Mr SPEAKER -Order! What is the point of order?

Mr Clyde Cameron (HINDMARSH, SOUTH AUSTRALIA) - The matter before the House is not whether Ministers are entitled to use VIP aircraft but whether certain Ministers told untruths about the use of the aircraft.

Mr SPEAKER -Order! There is no substance in the poin t of order.

MiFAIRHALL - Mr Speaker, I thank you for your forbearance and wisdom. I am merely giving the facts about the responsibilities that fall to Ministers; they should be understood. My colleague, the Treasurer, has been accused of carrying various people in his aircraft, because they are not listed on manifests and so on. I have been a passenger with the Treasurer on several flights to Sydney. I welcome the opportunity to discuss the business of the Parliament and the Government with him. Every Minister here, to the best of my knowledge, is as busy as he can possibly bc. Work fills all the time there is and very frequently we wait for days for the opportunity to settle down for 5 minutes with a ministerial colleague with whose department we have some business before we can get the matter settled. I can well understand that the Treasurer would want to use these periods of movement to settle down and, without the presence of other people, discuss most important business of Cabinet.

The honourable member for Cunningham said that the Prime Minister declared that he was here by divine right. He is not here by divine right, but he has been here for a long time by the second most powerful right there is in a democratic community and that is by the election of the people. I have never known of an instance when the Prime Minister has had any occasion deliberately to mislead the people in this community and there is not the slightest evidence that he has in fact misled the Australian people on any occasion. Obviously, it would not matter how much explanation was offered by my ministerial colleagues in answer to the quite exaggerated accusations that have been made in this chamber all afternoon. The Opposition would forget any explanations and continue to bang away on the same drum, making the same exaggerated accusations and not worrying that they had been properly answered. In this kind of diversion they mislead the public in the way that they accuse the Government of misleading the public. That is the object of their entire political exercise on this occasion.

We do not seek to divert public opinion from a consideration of the use of VIP aircraft. I have dealt with the use of these aircraft and I have given the reasons for it. I have shown why use of the aircraft is so valuable and I have shown that we cannot be behind the rest of the world in the use of these modern facilities. I have accepted the fact, which is perfectly plain and needs no explanation, that by mischance, by misadventure, wrong information has been given to the people and to the Parliament. The moment that the information was found to be in error it was corrected. I come back to the point that ought to be accepted in the House and I know will be accepted in the community. The real question is intent.
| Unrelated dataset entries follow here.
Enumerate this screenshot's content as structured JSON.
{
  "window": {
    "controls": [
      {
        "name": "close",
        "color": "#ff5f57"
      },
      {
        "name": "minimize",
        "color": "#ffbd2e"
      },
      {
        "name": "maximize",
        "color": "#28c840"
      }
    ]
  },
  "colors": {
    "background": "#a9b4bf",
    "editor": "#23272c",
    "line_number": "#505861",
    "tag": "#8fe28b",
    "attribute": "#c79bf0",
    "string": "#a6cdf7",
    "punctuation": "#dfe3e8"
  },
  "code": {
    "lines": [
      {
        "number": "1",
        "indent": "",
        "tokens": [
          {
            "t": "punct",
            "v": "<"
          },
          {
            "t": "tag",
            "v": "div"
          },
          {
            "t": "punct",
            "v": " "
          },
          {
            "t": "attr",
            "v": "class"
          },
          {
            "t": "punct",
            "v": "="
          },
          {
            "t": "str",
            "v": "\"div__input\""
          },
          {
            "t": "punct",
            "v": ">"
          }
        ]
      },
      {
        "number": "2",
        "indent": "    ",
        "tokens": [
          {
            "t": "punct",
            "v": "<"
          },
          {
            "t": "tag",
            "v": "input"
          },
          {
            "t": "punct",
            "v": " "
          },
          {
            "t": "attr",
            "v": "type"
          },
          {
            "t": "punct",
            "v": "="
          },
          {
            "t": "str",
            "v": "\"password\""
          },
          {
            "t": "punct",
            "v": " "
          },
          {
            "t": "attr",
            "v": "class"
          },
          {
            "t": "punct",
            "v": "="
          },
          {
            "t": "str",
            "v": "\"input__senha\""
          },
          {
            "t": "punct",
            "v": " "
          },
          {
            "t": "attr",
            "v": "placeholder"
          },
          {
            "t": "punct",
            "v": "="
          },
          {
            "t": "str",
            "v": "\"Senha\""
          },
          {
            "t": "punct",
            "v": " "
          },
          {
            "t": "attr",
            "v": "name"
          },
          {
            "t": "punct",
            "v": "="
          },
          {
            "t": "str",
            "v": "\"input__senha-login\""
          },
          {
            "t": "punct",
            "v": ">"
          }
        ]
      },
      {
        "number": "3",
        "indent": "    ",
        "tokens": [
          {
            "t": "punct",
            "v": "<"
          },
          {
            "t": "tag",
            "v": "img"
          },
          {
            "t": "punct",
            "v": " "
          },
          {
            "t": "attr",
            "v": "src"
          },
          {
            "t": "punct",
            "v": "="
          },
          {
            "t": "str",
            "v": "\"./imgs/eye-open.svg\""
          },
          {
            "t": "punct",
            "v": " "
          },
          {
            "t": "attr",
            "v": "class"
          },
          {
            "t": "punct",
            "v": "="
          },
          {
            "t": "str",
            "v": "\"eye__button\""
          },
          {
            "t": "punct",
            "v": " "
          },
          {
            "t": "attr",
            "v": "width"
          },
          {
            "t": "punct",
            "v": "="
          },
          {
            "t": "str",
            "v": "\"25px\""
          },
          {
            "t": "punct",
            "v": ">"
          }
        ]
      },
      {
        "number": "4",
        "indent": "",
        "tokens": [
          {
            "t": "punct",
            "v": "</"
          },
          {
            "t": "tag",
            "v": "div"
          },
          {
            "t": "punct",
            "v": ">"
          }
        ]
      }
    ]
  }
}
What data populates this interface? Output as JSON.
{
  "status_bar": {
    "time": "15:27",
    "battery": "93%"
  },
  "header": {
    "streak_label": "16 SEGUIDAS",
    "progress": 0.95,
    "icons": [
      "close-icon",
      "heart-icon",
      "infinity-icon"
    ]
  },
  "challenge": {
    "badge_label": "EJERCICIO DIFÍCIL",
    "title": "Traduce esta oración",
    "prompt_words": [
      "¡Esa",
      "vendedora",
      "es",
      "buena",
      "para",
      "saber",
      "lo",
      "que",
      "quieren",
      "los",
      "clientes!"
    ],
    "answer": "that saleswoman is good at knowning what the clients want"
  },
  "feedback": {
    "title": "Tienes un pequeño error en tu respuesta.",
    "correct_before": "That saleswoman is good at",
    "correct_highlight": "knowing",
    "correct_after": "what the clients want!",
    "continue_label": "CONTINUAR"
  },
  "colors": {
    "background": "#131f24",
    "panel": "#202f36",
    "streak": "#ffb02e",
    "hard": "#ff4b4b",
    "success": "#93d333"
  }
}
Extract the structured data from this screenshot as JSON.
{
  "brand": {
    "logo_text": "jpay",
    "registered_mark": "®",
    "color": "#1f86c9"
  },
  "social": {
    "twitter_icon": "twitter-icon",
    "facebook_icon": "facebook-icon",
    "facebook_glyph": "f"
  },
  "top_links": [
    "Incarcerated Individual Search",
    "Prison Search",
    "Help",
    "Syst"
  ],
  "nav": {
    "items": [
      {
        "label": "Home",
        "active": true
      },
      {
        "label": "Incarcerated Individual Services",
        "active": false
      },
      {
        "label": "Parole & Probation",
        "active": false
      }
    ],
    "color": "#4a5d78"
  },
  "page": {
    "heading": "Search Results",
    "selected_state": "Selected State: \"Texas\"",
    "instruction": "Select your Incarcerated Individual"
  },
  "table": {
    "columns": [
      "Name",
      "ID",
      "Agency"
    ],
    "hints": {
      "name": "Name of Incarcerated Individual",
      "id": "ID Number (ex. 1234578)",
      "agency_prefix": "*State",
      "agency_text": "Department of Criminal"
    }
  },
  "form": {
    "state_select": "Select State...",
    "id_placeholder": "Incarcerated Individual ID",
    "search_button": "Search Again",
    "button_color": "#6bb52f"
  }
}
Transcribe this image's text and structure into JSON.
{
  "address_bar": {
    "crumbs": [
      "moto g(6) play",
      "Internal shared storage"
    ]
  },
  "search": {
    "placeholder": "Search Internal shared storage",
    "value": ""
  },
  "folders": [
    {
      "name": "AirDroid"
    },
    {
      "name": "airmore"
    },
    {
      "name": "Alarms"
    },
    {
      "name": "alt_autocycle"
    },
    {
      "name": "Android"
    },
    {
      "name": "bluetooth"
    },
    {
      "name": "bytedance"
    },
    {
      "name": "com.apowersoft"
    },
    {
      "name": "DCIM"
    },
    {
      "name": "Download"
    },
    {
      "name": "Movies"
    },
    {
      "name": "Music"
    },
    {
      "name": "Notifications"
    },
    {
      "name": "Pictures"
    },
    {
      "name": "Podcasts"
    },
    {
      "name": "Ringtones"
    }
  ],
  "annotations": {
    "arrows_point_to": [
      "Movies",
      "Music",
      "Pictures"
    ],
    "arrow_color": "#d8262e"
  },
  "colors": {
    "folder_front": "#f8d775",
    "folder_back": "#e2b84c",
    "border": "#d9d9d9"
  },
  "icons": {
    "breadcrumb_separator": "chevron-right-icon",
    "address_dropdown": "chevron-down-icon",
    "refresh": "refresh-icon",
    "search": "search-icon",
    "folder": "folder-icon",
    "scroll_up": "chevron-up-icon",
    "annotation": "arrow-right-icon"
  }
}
No government and no Minister would be fool enough to try to pull the wool over the eyes of the people about the use of such a public facility as aeroplanes. After all, the aircraft must fly into public aerodromes. People must get out of them and generally get into Government motor cars. All over the country, people have these aircraft, their operations and those who travel in them under constant observation. For what reason would a government want to mislead the people about the use of the VIP aircraft by the people npt only best fitted to use them but the most responsible people in the community, having upon their shoulders the most enormous work load?

While ever VIP aircraft can be used to further the business of this nation and while ever the Ministers who use them are responsible people - certainly they are; there is no evidence to the contrary - I am perfectly certain the public will accept the explanations that have been given. I am certain the public will accept the use of VIP aircraft and will reject, as this House most certainly will, a motion of no confidence that is put forward for purely political purposes.